Appiumの全体像
「はじめに」でも言及したとおり、Appiumはオープンソースプロジェクトであり、多くのアプリケーションプラットフォームのUI自動化を助けるために設計された関係するソフトウェアのエコシステムです。Appium 2.0のリリースにより、Appiumは以下の主要な目標を達成します:1
- 標準化されたAPIにより、クロスプラットフォームながらもプラットフォーム固有の自動化を可能とする
- 様々なプログラミング言語からこのAPIを呼び出すことができる
- コミュニティ間で開発された便利なAppium拡張(Appium extensions)を利用できるようになる
したがって、iOSやAndroidといったいかなるアプリプラットフォームに対しても、Appiumは開発者やテスターにそのプラットフォームにおけるUI自動化コードを一つの統一されたAPIで記述できるようにします。
Appiumの目標を実現するために私たちは多くの疑問に答える必要があります。
- "一つの統一された" APIとは何か?
- どのように私たちはそのAPIを特定のプラットフォームにおける自動化としての振る舞いに対応させているか?
- どのように私たちは複数のよく知られるプログラミング言語から利用可能にしているか?
iOSとAndroidだけでなくより多くのアプリプラットフォームが存在していることを考えると、その背景には別の、より大きな疑問が潜んでいます。

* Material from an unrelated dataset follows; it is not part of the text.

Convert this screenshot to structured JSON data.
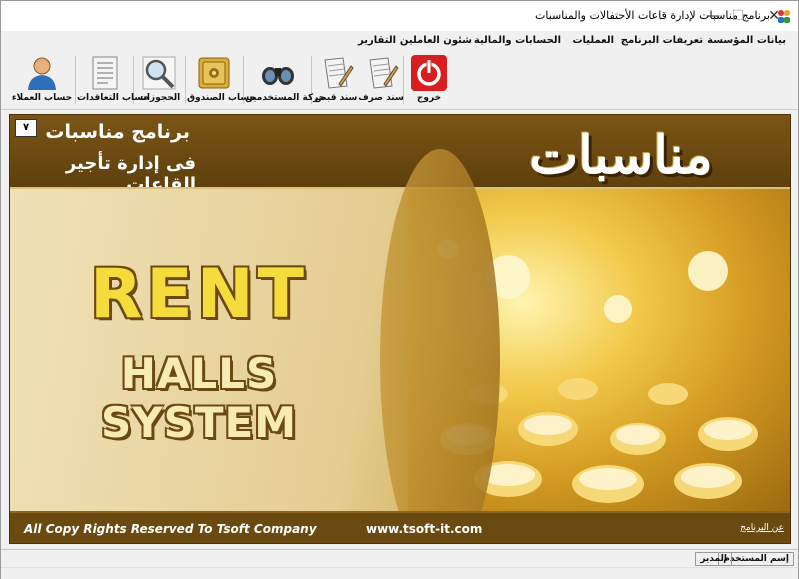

- どのようにして全てのプラットフォームに対して自動化を実現するか?
これらの疑問へのAppiumの答えを知ることは、Appiumが何かを学ぶ最短の方法ではないかもしれませんが、確かな道になります。では、見ていきましょう。
Appium's choice of API
Appium is very fortunate to have been preceded by a technology which has been a long-standing pioneer in the field of UI automation, namely Selenium. The goal of the Selenium project has been to support UI automation of web browsers, and in this way we can think of it as occupying a subset of Appium's goals. Along the way, Selenium (and, after they merged, another project called WebDriver) developed a relatively stable API for browser automation.
Over the years, Selenium worked with various web browser vendors and the W3C standards group to turn its API into an official web browser standard, called the WebDriver specification. All the main browsers now implement automation capabilities inline with the WebDriver spec, without the Selenium team having to maintain any software that performs actual automation; standards for the win!
Appium's initial goals were to develop an automation standard for mobile apps (iOS and Android). We could have made up something new, but in the spirit of joining forces and keeping standards, well, standard, we decided to adopt the WebDriver spec as Appium's API.2 While user interaction on websites and in mobile native apps are not entirely identical (with even greater differences once we start to consider, for example, TV platforms controlled by simple remotes), the fact is that most software UIs are pretty much the same. This means that the WebDriver spec provides automation API primitives (finding elements, interacting with elements, loading pages or screens, etc...) that more or less map to any platform.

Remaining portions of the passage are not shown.